Yes, but i think this model can’t explain how wrongly classified objects could be fast recognized after “final single touch” of sensor. I do not think that library of objects is perfectly organized for all possible cases. If this library is made similar to self organizing-map, there are still be imperfect areas, where similar objects placed far apart. Maybe in some cases first thousand sensor inputs wrongly filter out some object, and then, surprisingly, “final sensor touch” results in instant recognition. With current model this would require drastic changes of integrated/accumulated data, and output layer must somehow revive outputs that was filtered out before.
I cant understand how 1000 versus 1 final touch problem would be solved using current model. For example. rectangle with rounded edges and circle. We may move our sensors 1000 times over rounded edge, and output layer saying it is a circle, then one touch on straight side - and output must flip to rectangle. It seems trivial when using only simple senses and few objects, but when adding all “multi-dimensional” senses, like texture, thermal properties, mechanical properties, sounds, large library of objects, there may be not enough neurons to do good enough library and recognition for all cases.
I am probably wrong, because current software neural networks do pretty good work, so there is proof of concept. But because location signal is so important, and cortical columns have only few neurons, i am thinking that there may be something else here, like some tricky mathematical “rotation” of output layer data and reusing it with new “weak” sensory data, or separate accumulation of sensor data.
Can you rephrase this in a real world problem? If points are picked randomly, chances of that is 0.05 ** 1000 (in python notation) which is… much smaller than… anything in the universe.
Even with 50% similar regions, and only 100 “touches” of each polygon, chance to always hit the similar regions is 0.5 ** 200 - negligible as 60 zeroes beyond decimal point.
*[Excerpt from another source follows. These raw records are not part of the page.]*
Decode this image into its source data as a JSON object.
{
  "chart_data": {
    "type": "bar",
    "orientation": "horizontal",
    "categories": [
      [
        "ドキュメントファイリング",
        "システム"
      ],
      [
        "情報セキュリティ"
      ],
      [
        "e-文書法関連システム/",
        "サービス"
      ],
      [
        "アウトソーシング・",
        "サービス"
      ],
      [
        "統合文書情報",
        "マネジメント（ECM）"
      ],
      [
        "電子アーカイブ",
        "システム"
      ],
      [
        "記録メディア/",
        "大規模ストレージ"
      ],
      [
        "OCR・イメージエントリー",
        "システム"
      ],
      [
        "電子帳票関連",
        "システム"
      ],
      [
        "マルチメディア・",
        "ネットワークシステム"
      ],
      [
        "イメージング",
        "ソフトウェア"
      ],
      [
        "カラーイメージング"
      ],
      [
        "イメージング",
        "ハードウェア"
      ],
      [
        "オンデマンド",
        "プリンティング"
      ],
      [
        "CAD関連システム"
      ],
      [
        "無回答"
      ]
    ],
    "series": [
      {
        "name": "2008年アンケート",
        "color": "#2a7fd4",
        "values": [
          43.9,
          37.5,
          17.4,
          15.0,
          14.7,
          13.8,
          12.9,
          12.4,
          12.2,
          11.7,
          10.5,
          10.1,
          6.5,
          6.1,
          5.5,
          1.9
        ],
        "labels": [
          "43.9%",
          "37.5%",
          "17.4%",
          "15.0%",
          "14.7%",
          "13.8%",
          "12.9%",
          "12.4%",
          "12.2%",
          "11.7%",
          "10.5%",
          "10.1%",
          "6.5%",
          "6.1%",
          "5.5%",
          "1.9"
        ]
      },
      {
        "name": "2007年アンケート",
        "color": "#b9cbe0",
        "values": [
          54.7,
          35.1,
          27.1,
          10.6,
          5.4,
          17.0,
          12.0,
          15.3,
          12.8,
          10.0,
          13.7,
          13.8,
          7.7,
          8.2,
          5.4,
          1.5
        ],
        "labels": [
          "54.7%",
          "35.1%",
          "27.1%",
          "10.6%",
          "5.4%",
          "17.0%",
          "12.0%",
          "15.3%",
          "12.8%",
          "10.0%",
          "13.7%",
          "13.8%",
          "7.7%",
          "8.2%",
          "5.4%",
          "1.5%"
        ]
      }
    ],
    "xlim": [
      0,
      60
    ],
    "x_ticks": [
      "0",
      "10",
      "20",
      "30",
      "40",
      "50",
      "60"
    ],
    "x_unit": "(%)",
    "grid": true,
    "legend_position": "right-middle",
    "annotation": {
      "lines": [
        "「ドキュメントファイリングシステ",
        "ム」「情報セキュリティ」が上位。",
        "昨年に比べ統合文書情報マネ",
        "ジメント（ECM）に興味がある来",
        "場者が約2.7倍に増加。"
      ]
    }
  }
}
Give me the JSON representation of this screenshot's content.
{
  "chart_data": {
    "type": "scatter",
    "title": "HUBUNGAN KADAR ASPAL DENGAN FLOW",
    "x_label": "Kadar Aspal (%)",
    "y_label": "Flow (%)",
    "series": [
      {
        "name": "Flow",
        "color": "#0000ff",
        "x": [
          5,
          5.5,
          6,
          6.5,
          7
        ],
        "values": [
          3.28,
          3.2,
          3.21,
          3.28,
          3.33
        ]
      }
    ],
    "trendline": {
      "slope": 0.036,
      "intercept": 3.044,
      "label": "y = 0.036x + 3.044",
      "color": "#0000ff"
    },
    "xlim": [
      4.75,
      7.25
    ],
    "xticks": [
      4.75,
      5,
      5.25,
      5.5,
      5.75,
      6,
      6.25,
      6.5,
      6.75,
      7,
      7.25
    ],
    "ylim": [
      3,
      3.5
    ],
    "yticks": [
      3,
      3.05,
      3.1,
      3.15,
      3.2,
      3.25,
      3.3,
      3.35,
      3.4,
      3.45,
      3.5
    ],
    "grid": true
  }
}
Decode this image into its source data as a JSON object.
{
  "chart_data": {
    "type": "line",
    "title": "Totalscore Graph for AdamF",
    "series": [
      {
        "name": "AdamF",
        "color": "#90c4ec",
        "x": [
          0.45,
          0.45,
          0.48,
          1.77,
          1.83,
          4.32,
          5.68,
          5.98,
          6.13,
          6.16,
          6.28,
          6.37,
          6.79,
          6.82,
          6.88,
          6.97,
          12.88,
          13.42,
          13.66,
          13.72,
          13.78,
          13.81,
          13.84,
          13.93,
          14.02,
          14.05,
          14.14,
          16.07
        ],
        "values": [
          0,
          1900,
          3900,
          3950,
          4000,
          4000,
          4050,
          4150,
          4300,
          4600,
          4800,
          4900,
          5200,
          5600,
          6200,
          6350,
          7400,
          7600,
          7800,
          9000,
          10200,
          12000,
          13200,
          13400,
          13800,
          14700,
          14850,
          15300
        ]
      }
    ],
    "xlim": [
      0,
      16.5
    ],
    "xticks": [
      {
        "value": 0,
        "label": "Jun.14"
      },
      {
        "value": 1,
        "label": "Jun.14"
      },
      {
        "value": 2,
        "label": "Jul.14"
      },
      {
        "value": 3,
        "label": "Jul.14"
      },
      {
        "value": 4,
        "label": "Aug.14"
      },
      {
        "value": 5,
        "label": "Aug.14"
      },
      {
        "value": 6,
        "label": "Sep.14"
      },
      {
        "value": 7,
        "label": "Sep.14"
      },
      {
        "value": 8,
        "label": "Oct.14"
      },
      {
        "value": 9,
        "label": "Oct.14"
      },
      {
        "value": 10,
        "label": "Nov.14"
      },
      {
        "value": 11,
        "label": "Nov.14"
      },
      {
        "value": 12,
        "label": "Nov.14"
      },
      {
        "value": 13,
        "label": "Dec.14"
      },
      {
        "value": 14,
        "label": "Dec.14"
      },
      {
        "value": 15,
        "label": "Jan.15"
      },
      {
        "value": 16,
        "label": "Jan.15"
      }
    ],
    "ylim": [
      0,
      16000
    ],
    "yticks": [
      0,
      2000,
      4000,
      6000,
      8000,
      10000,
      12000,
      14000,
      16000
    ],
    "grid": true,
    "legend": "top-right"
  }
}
At 50% similarity and 10 touches on each, chance to get it wrong is one in a million.
Another small clarification. In current model, how much columns are required for single object? In other words, in Numenta’s “cup” example, how many columns work together to recognize this cup?
One column can represent a cup. This is a “cortical column” or “hyper column”, not a minicolumn. If there are more columns, with lateral voting they can resolve objects faster.
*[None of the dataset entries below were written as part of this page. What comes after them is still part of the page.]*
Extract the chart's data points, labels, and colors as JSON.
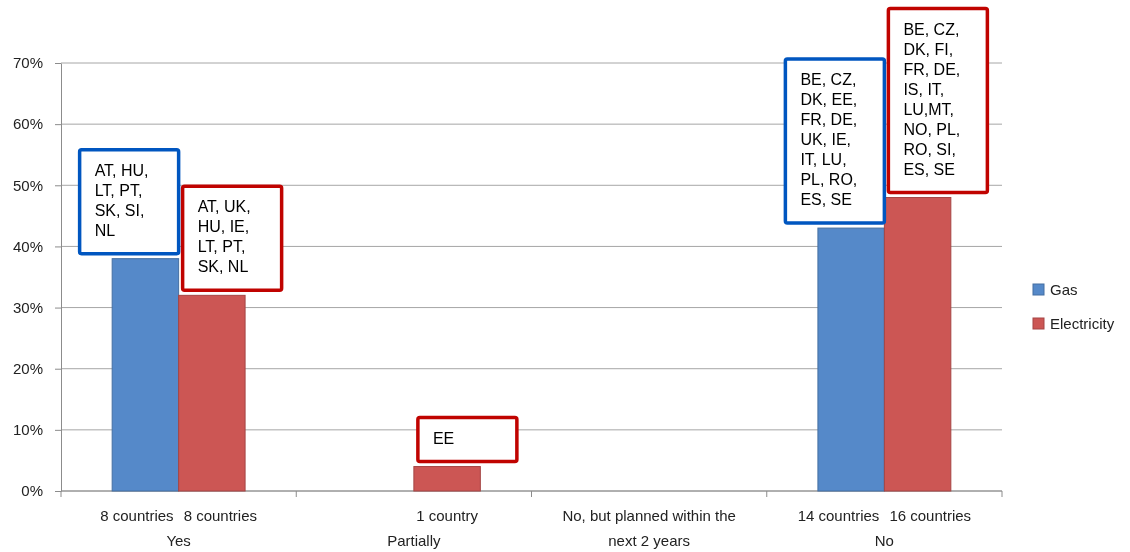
{
  "chart_data": {
    "type": "bar",
    "categories": [
      "Yes",
      "Partially",
      "No, but planned within the next 2 years",
      "No"
    ],
    "series": [
      {
        "name": "Gas",
        "color": "#5589c9",
        "values": [
          38,
          null,
          null,
          43
        ]
      },
      {
        "name": "Electricity",
        "color": "#cc5654",
        "values": [
          32,
          4,
          null,
          48
        ]
      }
    ],
    "ylim": [
      0,
      70
    ],
    "yticks": [
      {
        "value": 0,
        "label": "0%"
      },
      {
        "value": 10,
        "label": "10%"
      },
      {
        "value": 20,
        "label": "20%"
      },
      {
        "value": 30,
        "label": "30%"
      },
      {
        "value": 40,
        "label": "40%"
      },
      {
        "value": 50,
        "label": "50%"
      },
      {
        "value": 60,
        "label": "60%"
      },
      {
        "value": 70,
        "label": "70%"
      }
    ],
    "grid": "y",
    "legend": "right",
    "annotations": [
      {
        "text": "AT, HU, LT, PT, SK, SI, NL",
        "x": "Yes",
        "y": 38
      },
      {
        "text": "AT, UK, HU, IE, LT, PT, SK, NL",
        "x": "Yes",
        "y": 32
      },
      {
        "text": "EE",
        "x": "Partially",
        "y": 4
      },
      {
        "text": "BE, CZ, DK, EE, FR, DE, UK, IE, IT, LU, PL, RO, ES, SE",
        "x": "No",
        "y": 43
      },
      {
        "text": "BE, CZ, DK, FI, FR, DE, IS, IT, LU,MT, NO, PL, RO, SI, ES, SE",
        "x": "No",
        "y": 48
      },
      "8 countries",
      "8 countries",
      "1 country",
      "14 countries",
      "16 countries"
    ]
  }
}
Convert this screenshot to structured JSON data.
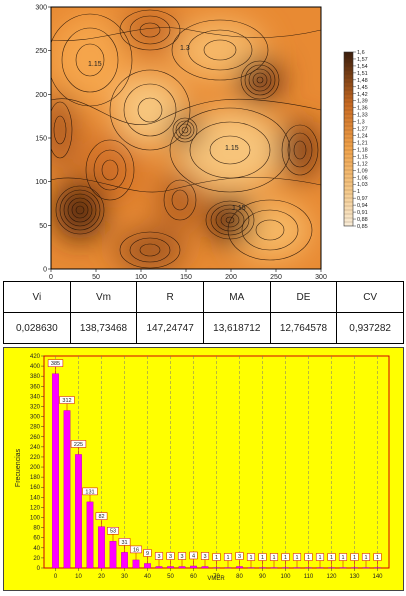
{
  "chart_data": [
    {
      "type": "heatmap",
      "title": "",
      "xlabel": "",
      "ylabel": "",
      "xlim": [
        0,
        300
      ],
      "ylim": [
        0,
        300
      ],
      "x_ticks": [
        "0",
        "50",
        "100",
        "150",
        "200",
        "250",
        "300"
      ],
      "y_ticks": [
        "0",
        "50",
        "100",
        "150",
        "200",
        "250",
        "300"
      ],
      "contour_labels": [
        "1.15",
        "1.15",
        "1.15",
        "1.3"
      ],
      "colorbar": {
        "min": 0.85,
        "max": 1.6,
        "low_color": "#f8ecd8",
        "high_color": "#3a1d0c",
        "ticks": [
          "1,6",
          "1,57",
          "1,54",
          "1,51",
          "1,48",
          "1,45",
          "1,42",
          "1,39",
          "1,36",
          "1,33",
          "1,3",
          "1,27",
          "1,24",
          "1,21",
          "1,18",
          "1,15",
          "1,12",
          "1,09",
          "1,06",
          "1,03",
          "1",
          "0,97",
          "0,94",
          "0,91",
          "0,88",
          "0,85"
        ]
      },
      "grid": false
    },
    {
      "type": "table",
      "headers": [
        "Vi",
        "Vm",
        "R",
        "MA",
        "DE",
        "CV"
      ],
      "rows": [
        [
          "0,028630",
          "138,73468",
          "147,24747",
          "13,618712",
          "12,764578",
          "0,937282"
        ]
      ]
    },
    {
      "type": "bar",
      "title": "",
      "xlabel": "VMER",
      "ylabel": "Frecuencias",
      "ylim": [
        0,
        420
      ],
      "xlim": [
        -5,
        145
      ],
      "y_ticks": [
        0,
        20,
        40,
        60,
        80,
        100,
        120,
        140,
        160,
        180,
        200,
        220,
        240,
        260,
        280,
        300,
        320,
        340,
        360,
        380,
        400,
        420
      ],
      "x_ticks": [
        0,
        10,
        20,
        30,
        40,
        50,
        60,
        70,
        80,
        90,
        100,
        110,
        120,
        130,
        140
      ],
      "grid": true,
      "bar_color": "#ff00ff",
      "background_color": "#ffff00",
      "x": [
        0,
        5,
        10,
        15,
        20,
        25,
        30,
        35,
        40,
        45,
        50,
        55,
        60,
        65,
        70,
        75,
        80,
        85,
        90,
        95,
        100,
        105,
        110,
        115,
        120,
        125,
        130,
        135,
        140
      ],
      "values": [
        385,
        312,
        225,
        131,
        82,
        53,
        31,
        16,
        9,
        3,
        3,
        3,
        4,
        3,
        1,
        1,
        3,
        1,
        1,
        1,
        1,
        1,
        1,
        1,
        1,
        1,
        1,
        1,
        1
      ],
      "data_labels": [
        "385",
        "312",
        "225",
        "131",
        "82",
        "53",
        "31",
        "16",
        "9",
        "3",
        "3",
        "3",
        "4",
        "3",
        "1",
        "1",
        "3",
        "1",
        "1",
        "1",
        "1",
        "1",
        "1",
        "1",
        "1",
        "1",
        "1",
        "1",
        "1"
      ]
    }
  ]
}
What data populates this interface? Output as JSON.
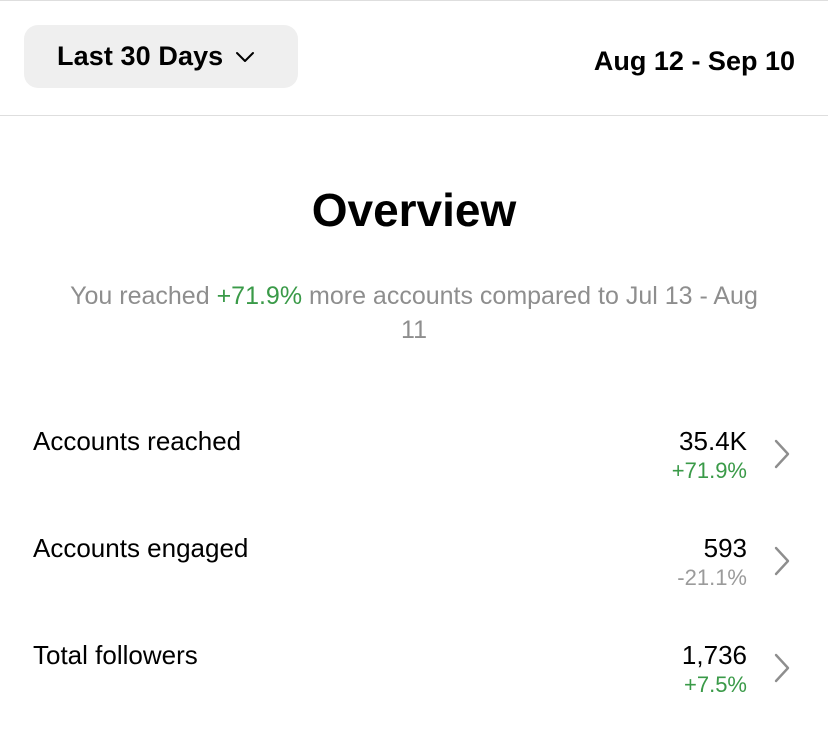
{
  "header": {
    "range_selector_label": "Last 30 Days",
    "date_range": "Aug 12 - Sep 10"
  },
  "overview": {
    "title": "Overview",
    "summary_prefix": "You reached ",
    "summary_change": "+71.9%",
    "summary_suffix": " more accounts compared to Jul 13 - Aug 11"
  },
  "metrics": [
    {
      "label": "Accounts reached",
      "value": "35.4K",
      "change": "+71.9%",
      "trend": "positive"
    },
    {
      "label": "Accounts engaged",
      "value": "593",
      "change": "-21.1%",
      "trend": "negative"
    },
    {
      "label": "Total followers",
      "value": "1,736",
      "change": "+7.5%",
      "trend": "positive"
    }
  ],
  "colors": {
    "positive": "#3a9a48",
    "negative": "#9b9b9b",
    "muted_text": "#8e8e8e",
    "button_bg": "#efefef"
  },
  "icons": {
    "range_dropdown": "chevron-down-icon",
    "row_arrow": "chevron-right-icon"
  }
}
Let me try to answer the question that I think is at the heart of what the OP was asking: How is it that we can so quickly disambiguate two very similar objects in a relatively few number of touches? I am slightly restating the question because I don’t think we would actually touch an object 1000 times in a way that would not provide any additional evidence for disambiguating between A and B. If the first few touches reveal features that are common to both A and B, then our next few touches would most likely be directed towards features that would be unique to A or B.
Regardless of whether or not the motor commands are being directed to disambiguate objects as quickly as possible, the result is that the spatial pooler and temporal memory will be producing SDR’s that are consistent with both A and B until such time as a unique feature is detected. The temporal memory will be making predictions to expect features from either A or B.
Now, if you were stopped prematurely or otherwise prevented from touching a unique feature, and asked which object you think it was; then your answer would probably depend on your prior experiences and biases with these objects. If you have encountered A more often than B, or some feature of B makes it less likely to be observed than A, then you would probably answer A. This response has less to do with the directly sensed objects than with your own mental associations of each object with the specific contexts in which they may be encountered.